- April 21, 2021
Symptomatology, (Co)occurrence and Differential Diagnostic PCR Identification of ‘Ca. Phytoplasma solani’ and ‘Ca. Phytoplasma convolvuli’ in Field Bindweed
Jelena Jovic, Salivica Marinkovic, Miljana Jakovljevic, Oliver Krstic, Tatjana Cvrkovic, Milana Mitrovic and Ivo Tosevski|Department of Plant Pests, Institute for Plant Protection and Environment, 11080 Zemin, Servia; CABI, 2800 Delemont, Switzerland|Pathogens|2021|10, 160. https://doi.org/10.3390/ pathogens10020160
Field bindweed (C. arvensis) is considered a cosmopolitan weed, found in open habitats, such as roadsides, railroads and agricultural fields, and. In degraded natural areas. Filed bindweeds are natural hosts and plant reservoirs of ‘Candidatus Phytoplasma solani’ (‘Ca. P. solani’) and ‘Candidatus Phytoplasma convolvuli (‘Ca. P. convolvuli’). It is difficult to distinguish the disease causing agent based on symptoms as they are closing related. The aim of this study was to analyse the co-occurrence of Ca. P. solani and Ca. P. convolvuli pathogens in both symptomatic and asymptomatic field bindweeds and the related symptoms associated with diseases. The symptom variations associated with the two pathogens were documented. A fast and cost-effective novel duplex SYBR Green based qPCR was developed on the Magnetic Induction Cycler (MIC) for simultaneous detection and differentiation of ‘Ca. P. solani’ and ‘Ca. P. concolvuli’. The first primer pair, Tuf-Con-Fq/Rq, was designed to match and amplify a 141-bp long tuf gene fragment of ‘Ca. P. convolvuli’ and the second primer pair, Tuf-Sol-Fq/Rg, were designed to amplify a 106-bp long tuf gene fragment of ‘Ca.
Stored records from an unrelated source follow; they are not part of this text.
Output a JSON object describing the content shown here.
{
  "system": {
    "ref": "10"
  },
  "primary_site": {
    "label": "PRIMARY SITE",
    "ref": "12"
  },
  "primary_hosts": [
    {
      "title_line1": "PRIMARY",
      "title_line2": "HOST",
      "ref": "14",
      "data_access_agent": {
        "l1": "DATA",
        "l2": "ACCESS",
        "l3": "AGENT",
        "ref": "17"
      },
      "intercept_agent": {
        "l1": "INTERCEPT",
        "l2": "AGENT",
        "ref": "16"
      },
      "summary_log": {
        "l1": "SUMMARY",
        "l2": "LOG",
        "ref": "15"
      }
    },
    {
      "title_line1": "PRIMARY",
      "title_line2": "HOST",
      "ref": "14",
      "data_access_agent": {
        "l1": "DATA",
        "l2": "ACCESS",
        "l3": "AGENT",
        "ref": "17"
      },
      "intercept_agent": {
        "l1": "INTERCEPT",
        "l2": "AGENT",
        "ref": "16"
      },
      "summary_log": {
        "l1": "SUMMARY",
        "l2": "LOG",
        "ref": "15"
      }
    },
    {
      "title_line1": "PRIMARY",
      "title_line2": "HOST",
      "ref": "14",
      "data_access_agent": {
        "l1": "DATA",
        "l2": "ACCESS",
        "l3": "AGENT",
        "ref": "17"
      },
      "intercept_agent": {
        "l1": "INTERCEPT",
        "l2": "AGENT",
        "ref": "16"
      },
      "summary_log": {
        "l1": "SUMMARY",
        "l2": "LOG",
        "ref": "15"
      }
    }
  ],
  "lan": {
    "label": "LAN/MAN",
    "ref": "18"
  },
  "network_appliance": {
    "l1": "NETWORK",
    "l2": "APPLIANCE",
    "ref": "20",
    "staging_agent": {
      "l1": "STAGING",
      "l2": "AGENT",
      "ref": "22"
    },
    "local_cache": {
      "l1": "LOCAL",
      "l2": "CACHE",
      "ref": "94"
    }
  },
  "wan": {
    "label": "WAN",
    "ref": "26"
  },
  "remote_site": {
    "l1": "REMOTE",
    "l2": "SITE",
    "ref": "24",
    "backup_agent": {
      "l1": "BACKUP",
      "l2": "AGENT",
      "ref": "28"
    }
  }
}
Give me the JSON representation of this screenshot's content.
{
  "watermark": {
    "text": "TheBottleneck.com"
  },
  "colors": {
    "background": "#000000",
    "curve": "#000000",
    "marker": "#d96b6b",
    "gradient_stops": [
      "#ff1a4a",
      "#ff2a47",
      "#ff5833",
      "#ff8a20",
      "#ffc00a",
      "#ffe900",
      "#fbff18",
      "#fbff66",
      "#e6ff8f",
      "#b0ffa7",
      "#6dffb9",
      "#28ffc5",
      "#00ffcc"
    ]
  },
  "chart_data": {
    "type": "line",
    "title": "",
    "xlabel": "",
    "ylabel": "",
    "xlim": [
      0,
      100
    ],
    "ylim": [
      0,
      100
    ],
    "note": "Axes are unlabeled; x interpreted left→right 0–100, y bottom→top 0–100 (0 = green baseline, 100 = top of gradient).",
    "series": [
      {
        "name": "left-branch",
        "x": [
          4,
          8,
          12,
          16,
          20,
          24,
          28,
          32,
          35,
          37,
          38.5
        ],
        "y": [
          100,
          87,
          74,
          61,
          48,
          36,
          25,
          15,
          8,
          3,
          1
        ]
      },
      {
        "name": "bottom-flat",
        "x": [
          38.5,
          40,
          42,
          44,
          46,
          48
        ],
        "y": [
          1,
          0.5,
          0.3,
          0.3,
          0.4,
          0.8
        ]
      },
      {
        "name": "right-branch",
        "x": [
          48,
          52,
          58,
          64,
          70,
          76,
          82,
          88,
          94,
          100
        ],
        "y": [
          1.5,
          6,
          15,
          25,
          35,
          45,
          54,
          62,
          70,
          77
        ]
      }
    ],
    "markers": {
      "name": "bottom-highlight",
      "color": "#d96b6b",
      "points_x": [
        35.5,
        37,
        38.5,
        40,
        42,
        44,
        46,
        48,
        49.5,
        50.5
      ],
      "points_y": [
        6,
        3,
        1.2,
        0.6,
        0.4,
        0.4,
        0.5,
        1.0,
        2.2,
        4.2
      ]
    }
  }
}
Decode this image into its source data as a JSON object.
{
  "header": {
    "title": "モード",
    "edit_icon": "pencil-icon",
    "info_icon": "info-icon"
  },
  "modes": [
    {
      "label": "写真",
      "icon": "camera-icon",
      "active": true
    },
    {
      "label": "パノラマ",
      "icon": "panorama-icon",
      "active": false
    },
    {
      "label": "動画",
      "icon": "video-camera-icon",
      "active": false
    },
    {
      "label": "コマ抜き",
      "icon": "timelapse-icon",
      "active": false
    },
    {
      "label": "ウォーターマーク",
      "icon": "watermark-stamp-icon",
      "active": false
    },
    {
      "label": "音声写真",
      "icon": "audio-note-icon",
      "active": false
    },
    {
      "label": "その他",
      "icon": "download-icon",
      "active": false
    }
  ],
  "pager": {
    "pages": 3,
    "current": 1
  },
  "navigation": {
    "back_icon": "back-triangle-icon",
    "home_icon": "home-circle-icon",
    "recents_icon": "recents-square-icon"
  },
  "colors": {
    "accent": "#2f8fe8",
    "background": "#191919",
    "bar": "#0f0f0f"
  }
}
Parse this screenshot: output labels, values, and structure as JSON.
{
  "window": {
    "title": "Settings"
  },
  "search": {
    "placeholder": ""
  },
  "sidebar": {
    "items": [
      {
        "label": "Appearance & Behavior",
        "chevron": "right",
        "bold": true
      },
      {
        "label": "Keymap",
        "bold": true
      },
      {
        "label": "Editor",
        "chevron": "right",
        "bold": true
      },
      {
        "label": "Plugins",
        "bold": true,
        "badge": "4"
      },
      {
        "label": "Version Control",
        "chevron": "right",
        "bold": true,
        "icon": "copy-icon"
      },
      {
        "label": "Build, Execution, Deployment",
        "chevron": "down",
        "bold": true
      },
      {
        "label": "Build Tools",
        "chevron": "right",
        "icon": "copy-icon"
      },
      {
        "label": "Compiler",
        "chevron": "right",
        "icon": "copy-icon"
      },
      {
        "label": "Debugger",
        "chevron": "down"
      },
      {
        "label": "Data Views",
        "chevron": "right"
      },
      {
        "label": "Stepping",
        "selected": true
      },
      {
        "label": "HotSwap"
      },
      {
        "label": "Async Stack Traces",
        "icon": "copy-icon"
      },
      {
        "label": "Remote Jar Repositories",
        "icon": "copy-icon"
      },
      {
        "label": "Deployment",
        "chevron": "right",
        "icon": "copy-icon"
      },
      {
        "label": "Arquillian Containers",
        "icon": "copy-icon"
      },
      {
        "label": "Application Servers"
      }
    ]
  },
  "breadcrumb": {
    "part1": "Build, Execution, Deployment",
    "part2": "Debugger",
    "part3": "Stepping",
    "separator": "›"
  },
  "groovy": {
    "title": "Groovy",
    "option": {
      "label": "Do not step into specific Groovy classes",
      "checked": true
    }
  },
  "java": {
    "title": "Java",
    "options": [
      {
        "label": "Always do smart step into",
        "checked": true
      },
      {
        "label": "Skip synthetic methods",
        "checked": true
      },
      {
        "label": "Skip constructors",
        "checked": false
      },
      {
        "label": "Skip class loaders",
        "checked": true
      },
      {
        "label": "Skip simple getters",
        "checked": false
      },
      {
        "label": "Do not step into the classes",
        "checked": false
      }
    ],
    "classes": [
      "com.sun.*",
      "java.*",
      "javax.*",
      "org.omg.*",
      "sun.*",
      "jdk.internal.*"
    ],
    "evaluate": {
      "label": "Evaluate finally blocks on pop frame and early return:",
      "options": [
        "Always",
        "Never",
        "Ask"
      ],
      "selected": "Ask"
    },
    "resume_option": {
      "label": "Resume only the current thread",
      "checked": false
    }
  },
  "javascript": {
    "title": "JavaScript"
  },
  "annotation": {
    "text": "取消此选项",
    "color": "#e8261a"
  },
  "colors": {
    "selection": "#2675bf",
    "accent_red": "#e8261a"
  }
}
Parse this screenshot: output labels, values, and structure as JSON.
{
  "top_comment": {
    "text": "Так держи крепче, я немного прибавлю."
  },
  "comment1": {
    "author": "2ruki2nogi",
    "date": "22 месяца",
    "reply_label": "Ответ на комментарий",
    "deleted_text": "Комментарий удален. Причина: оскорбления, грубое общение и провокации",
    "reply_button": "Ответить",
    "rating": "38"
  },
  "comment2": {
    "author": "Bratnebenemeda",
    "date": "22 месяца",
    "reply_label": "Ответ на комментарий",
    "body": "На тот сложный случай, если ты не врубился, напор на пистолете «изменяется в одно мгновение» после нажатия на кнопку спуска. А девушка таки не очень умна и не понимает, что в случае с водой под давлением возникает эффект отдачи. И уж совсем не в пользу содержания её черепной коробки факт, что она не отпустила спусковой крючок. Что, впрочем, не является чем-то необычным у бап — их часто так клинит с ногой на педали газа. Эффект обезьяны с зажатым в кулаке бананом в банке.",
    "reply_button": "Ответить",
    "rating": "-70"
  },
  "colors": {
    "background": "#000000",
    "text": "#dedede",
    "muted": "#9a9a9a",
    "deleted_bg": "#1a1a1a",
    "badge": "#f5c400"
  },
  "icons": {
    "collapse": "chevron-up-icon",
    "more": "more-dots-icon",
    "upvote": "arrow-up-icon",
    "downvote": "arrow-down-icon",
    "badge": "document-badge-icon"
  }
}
P. solani’. The ‘Ca. P. convolvuli’ amplicon has 31% GC content, whereas the ‘Ca. P. solani’ amplicon has 41% GC content, allowing in the ability to differentiate the targets based on melt temperatures (78°C vs 81°C respectively). The novel assay was able to clearly differentiate ‘Ca. P. solani’ and ‘Ca. P. concolvuli’ infections in both symptomatic and asymptomatic field bindweeds. It was documented that symptomatic plants infected/co-infected with ‘Ca. P. convolvuli’ had symptoms of bushy appearance, while plants infected solely with ‘Ca. P. solani’ had symptoms of undersized leaves and marginal reddening of leaves.